C'est cela, son élan premier, sa morsure d'araignée (oui, oui, comme dans Spider Man, version Sam Raimi). Depuis Sissi, le temps a passé ; la passion, elle, est restée. Désormais, à chaque vernissage et à certains grands événements, Annie porte une de ses créations, élaborée spécialement pour l'occasion - une oeuvre bonus, en somme, attendue de plus en plus impatiemment. Elle a le sens du spectacle et de l'apparition punchée, Annie !
Femme élégante
Annie, vous l'aurez compris, possède bien des qualités. Côté identité secrète, toutefois, ce n'est pas la plus habile. On l'a déjà dit, on y revient : Annie, on la remarque. Elle ne passe pas inaperçue. Pas de faux-semblant ni de masque, ici. Comme son alter ego bédéesque, elle s'assume pleinement. Mais à l'exotisme de l'amazone, Annie substitue l'élégance de l'amatrice de mode. Elle est de celles qui affichent leur féminité sans complexe et la portent comme un étendard, le plus naturellement du monde.
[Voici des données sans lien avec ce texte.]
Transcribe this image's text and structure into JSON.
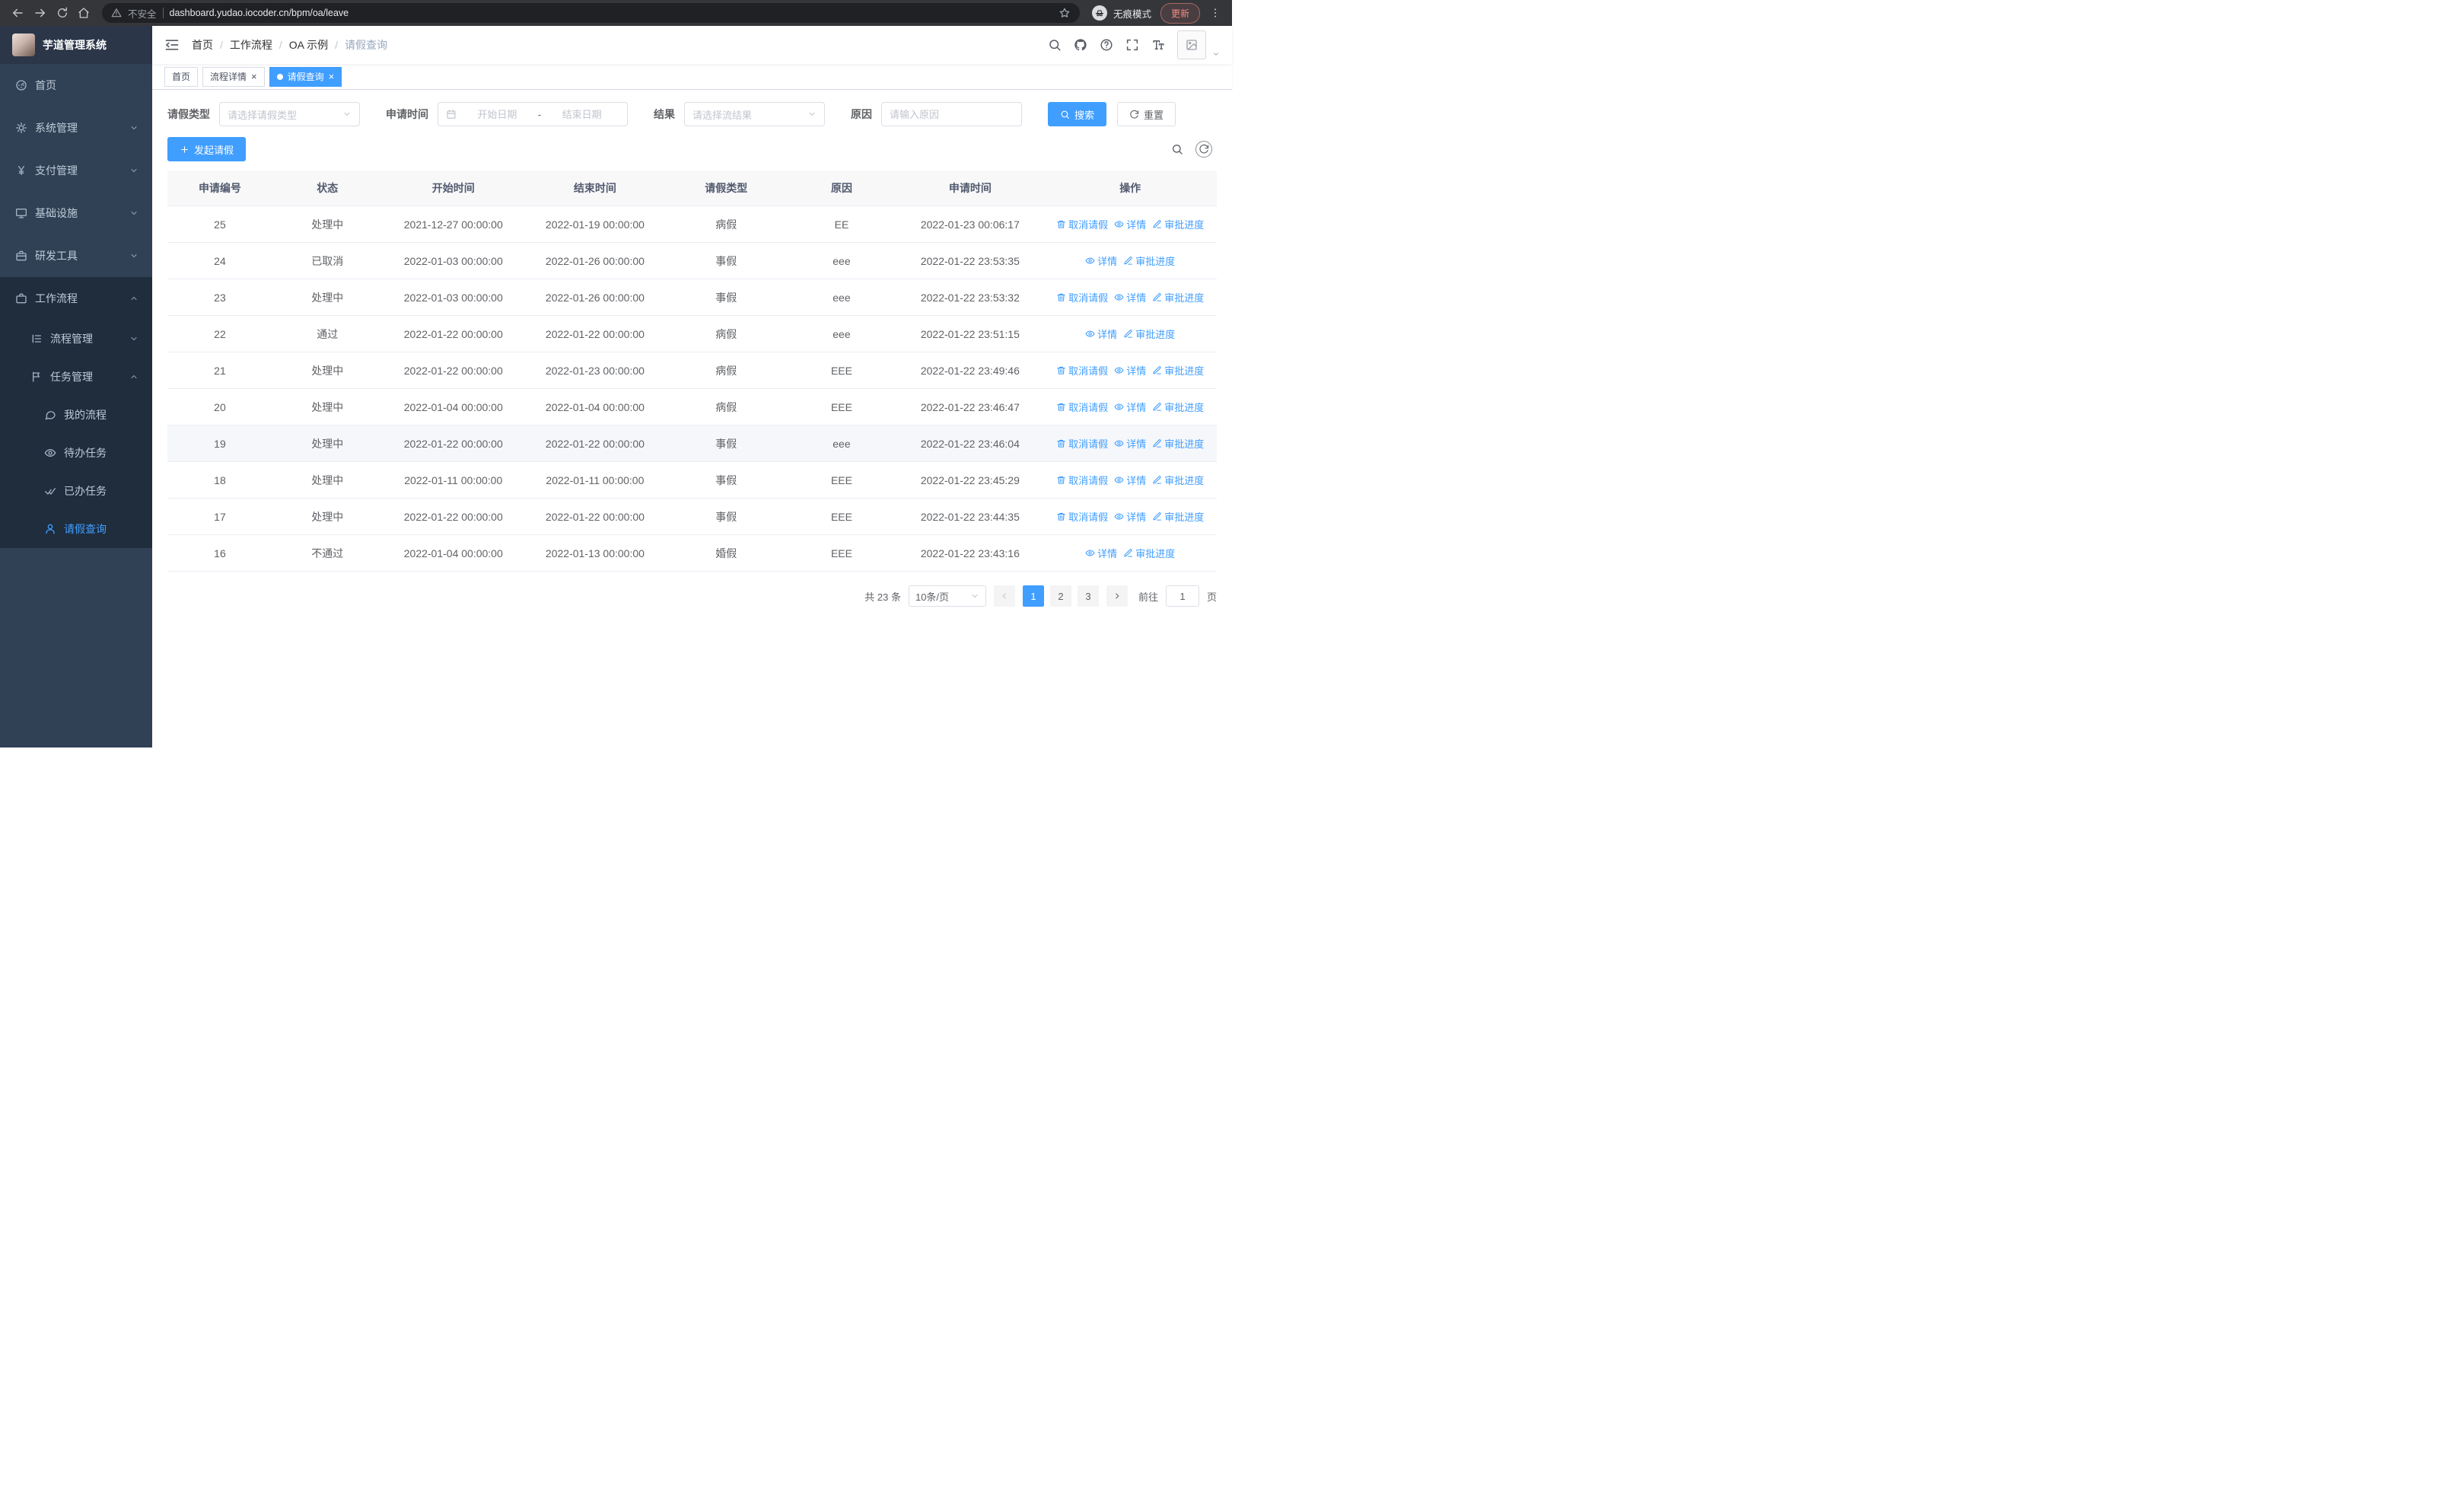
{
  "browser": {
    "security_warning": "不安全",
    "url": "dashboard.yudao.iocoder.cn/bpm/oa/leave",
    "incognito_label": "无痕模式",
    "update_label": "更新"
  },
  "sidebar": {
    "logo_title": "芋道管理系统",
    "items": [
      {
        "key": "home",
        "label": "首页",
        "icon": "dashboard-icon",
        "level": 1
      },
      {
        "key": "system",
        "label": "系统管理",
        "icon": "gear-icon",
        "level": 1,
        "chevron": "down"
      },
      {
        "key": "payment",
        "label": "支付管理",
        "icon": "yen-icon",
        "level": 1,
        "chevron": "down"
      },
      {
        "key": "infrastructure",
        "label": "基础设施",
        "icon": "monitor-icon",
        "level": 1,
        "chevron": "down"
      },
      {
        "key": "devtools",
        "label": "研发工具",
        "icon": "suitcase-icon",
        "level": 1,
        "chevron": "down"
      },
      {
        "key": "workflow",
        "label": "工作流程",
        "icon": "briefcase-icon",
        "level": 1,
        "chevron": "up",
        "dark": true
      },
      {
        "key": "process-management",
        "label": "流程管理",
        "icon": "list-icon",
        "level": 2,
        "chevron": "down",
        "dark": true
      },
      {
        "key": "task-management",
        "label": "任务管理",
        "icon": "flag-icon",
        "level": 2,
        "chevron": "up",
        "dark": true
      },
      {
        "key": "my-process",
        "label": "我的流程",
        "icon": "message-icon",
        "level": 3,
        "dark": true
      },
      {
        "key": "todo-tasks",
        "label": "待办任务",
        "icon": "eye-icon",
        "level": 3,
        "dark": true
      },
      {
        "key": "done-tasks",
        "label": "已办任务",
        "icon": "done-icon",
        "level": 3,
        "dark": true
      },
      {
        "key": "leave-query",
        "label": "请假查询",
        "icon": "user-icon",
        "level": 3,
        "dark": true,
        "active": true
      }
    ]
  },
  "header": {
    "breadcrumb": [
      "首页",
      "工作流程",
      "OA 示例",
      "请假查询"
    ]
  },
  "tabs": [
    {
      "key": "home",
      "label": "首页",
      "closable": false,
      "active": false
    },
    {
      "key": "process-detail",
      "label": "流程详情",
      "closable": true,
      "active": false
    },
    {
      "key": "leave-query",
      "label": "请假查询",
      "closable": true,
      "active": true
    }
  ],
  "filters": {
    "leave_type_label": "请假类型",
    "leave_type_placeholder": "请选择请假类型",
    "apply_time_label": "申请时间",
    "start_placeholder": "开始日期",
    "range_separator": "-",
    "end_placeholder": "结束日期",
    "result_label": "结果",
    "result_placeholder": "请选择流结果",
    "reason_label": "原因",
    "reason_placeholder": "请输入原因",
    "search_label": "搜索",
    "reset_label": "重置"
  },
  "toolbar": {
    "create_label": "发起请假"
  },
  "table": {
    "columns": [
      "申请编号",
      "状态",
      "开始时间",
      "结束时间",
      "请假类型",
      "原因",
      "申请时间",
      "操作"
    ],
    "action_defs": {
      "cancel": {
        "label": "取消请假",
        "icon": "delete-icon"
      },
      "detail": {
        "label": "详情",
        "icon": "view-icon"
      },
      "progress": {
        "label": "审批进度",
        "icon": "edit-icon"
      }
    },
    "rows": [
      {
        "id": "25",
        "status": "处理中",
        "start": "2021-12-27 00:00:00",
        "end": "2022-01-19 00:00:00",
        "type": "病假",
        "reason": "EE",
        "applied": "2022-01-23 00:06:17",
        "actions": [
          "cancel",
          "detail",
          "progress"
        ]
      },
      {
        "id": "24",
        "status": "已取消",
        "start": "2022-01-03 00:00:00",
        "end": "2022-01-26 00:00:00",
        "type": "事假",
        "reason": "eee",
        "applied": "2022-01-22 23:53:35",
        "actions": [
          "detail",
          "progress"
        ]
      },
      {
        "id": "23",
        "status": "处理中",
        "start": "2022-01-03 00:00:00",
        "end": "2022-01-26 00:00:00",
        "type": "事假",
        "reason": "eee",
        "applied": "2022-01-22 23:53:32",
        "actions": [
          "cancel",
          "detail",
          "progress"
        ]
      },
      {
        "id": "22",
        "status": "通过",
        "start": "2022-01-22 00:00:00",
        "end": "2022-01-22 00:00:00",
        "type": "病假",
        "reason": "eee",
        "applied": "2022-01-22 23:51:15",
        "actions": [
          "detail",
          "progress"
        ]
      },
      {
        "id": "21",
        "status": "处理中",
        "start": "2022-01-22 00:00:00",
        "end": "2022-01-23 00:00:00",
        "type": "病假",
        "reason": "EEE",
        "applied": "2022-01-22 23:49:46",
        "actions": [
          "cancel",
          "detail",
          "progress"
        ]
      },
      {
        "id": "20",
        "status": "处理中",
        "start": "2022-01-04 00:00:00",
        "end": "2022-01-04 00:00:00",
        "type": "病假",
        "reason": "EEE",
        "applied": "2022-01-22 23:46:47",
        "actions": [
          "cancel",
          "detail",
          "progress"
        ]
      },
      {
        "id": "19",
        "status": "处理中",
        "start": "2022-01-22 00:00:00",
        "end": "2022-01-22 00:00:00",
        "type": "事假",
        "reason": "eee",
        "applied": "2022-01-22 23:46:04",
        "actions": [
          "cancel",
          "detail",
          "progress"
        ],
        "highlighted": true
      },
      {
        "id": "18",
        "status": "处理中",
        "start": "2022-01-11 00:00:00",
        "end": "2022-01-11 00:00:00",
        "type": "事假",
        "reason": "EEE",
        "applied": "2022-01-22 23:45:29",
        "actions": [
          "cancel",
          "detail",
          "progress"
        ]
      },
      {
        "id": "17",
        "status": "处理中",
        "start": "2022-01-22 00:00:00",
        "end": "2022-01-22 00:00:00",
        "type": "事假",
        "reason": "EEE",
        "applied": "2022-01-22 23:44:35",
        "actions": [
          "cancel",
          "detail",
          "progress"
        ]
      },
      {
        "id": "16",
        "status": "不通过",
        "start": "2022-01-04 00:00:00",
        "end": "2022-01-13 00:00:00",
        "type": "婚假",
        "reason": "EEE",
        "applied": "2022-01-22 23:43:16",
        "actions": [
          "detail",
          "progress"
        ]
      }
    ]
  },
  "pagination": {
    "total_label": "共 23 条",
    "page_size_label": "10条/页",
    "pages": [
      "1",
      "2",
      "3"
    ],
    "active_page": "1",
    "goto_label": "前往",
    "goto_value": "1",
    "page_unit_label": "页"
  },
  "colors": {
    "primary": "#409eff",
    "sidebar_bg": "#304156",
    "sidebar_sub_bg": "#1f2d3d",
    "chrome_bg": "#35363a",
    "table_header_bg": "#f8f8f9"
  }
}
Celle qu'on a devant nous, c'est toujours la femme, pleine et entière, fière de l'être et fière d'être elle-même. « Pour moi c’est important d’être colorée, de s’amuser dans la vie, il faut oser et je trouve que les gens n’osent pas assez » explique-t-elle. « Ça fait partie de moi, c’est vraiment une question d’oser et de m’assumer. Tant mieux si les gens trouvent ça élégant ! » Il y a dans tout cela une formidable et indomptable authenticité, teintée d'un engagement social calme, évident, réfléchi.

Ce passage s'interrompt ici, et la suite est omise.